Envoyez la tempête et la trombe à Cayenne !
Non, notre âme n’est pas tout à coup une hyène,
Non, nous ne sommes pas brusquement des bandits ;
Non, je n’accuse point l’homme faible, et je dis
Que la fureur du vent fatal qui nous emmène
Peut t’arracher ton ancre, ô conscience humaine !
L’homme qu’hier la mer sauvage secouait,
Répond-il de ce flot dont il fut le jouet ?
Peut-il être à la fois le vautour et la proie ?
Bien qu’ayant confiance en ce qui nous foudroie,
Bien que pour l’inconnu je me sente clément,
Je le dis, l’accusé pour moi, c’est l’élément.
L’élément, dur moteur que rien ne déconcerte.

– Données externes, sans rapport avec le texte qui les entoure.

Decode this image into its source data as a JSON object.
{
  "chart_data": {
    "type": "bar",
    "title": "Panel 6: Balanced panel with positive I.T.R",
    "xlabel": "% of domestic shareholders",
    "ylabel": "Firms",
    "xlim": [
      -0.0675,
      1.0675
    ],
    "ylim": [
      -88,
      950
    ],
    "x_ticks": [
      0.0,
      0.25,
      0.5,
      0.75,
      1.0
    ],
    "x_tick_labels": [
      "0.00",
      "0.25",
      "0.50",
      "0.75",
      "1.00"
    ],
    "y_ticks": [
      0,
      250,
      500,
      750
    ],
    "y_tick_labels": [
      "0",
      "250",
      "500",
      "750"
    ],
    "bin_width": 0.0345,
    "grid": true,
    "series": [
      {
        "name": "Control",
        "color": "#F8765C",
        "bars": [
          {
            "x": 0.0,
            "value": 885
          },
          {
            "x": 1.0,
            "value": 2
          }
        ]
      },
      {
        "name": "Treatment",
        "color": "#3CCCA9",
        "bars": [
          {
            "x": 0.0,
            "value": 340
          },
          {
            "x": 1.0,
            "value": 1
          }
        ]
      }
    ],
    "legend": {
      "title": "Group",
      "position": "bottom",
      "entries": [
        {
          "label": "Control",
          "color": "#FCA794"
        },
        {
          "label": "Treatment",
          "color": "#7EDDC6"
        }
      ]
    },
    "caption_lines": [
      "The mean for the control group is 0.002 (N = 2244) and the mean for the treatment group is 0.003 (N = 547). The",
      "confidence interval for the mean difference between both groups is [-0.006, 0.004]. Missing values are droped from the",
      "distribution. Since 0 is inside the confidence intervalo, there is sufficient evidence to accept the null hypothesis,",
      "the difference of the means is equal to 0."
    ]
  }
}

                          *

Mais faut-il donc trembler devant l’avenir ? Certe,
Il faut songer. Trembler, non pas. Sachez ceci :
Ce rideau du destin par l’énigme épaissi,
Cet océan difforme où flotte l’âme humaine,
La vaste obscurité de tout le phénomène,
Ce monde en mal d’enfant ébauchant le chaos,
Ces idéals ayant des profils de fléaux,
Ces émeutes manquant toujours la délivrance,
Toute cette épouvante, oui, c’est de l’espérance.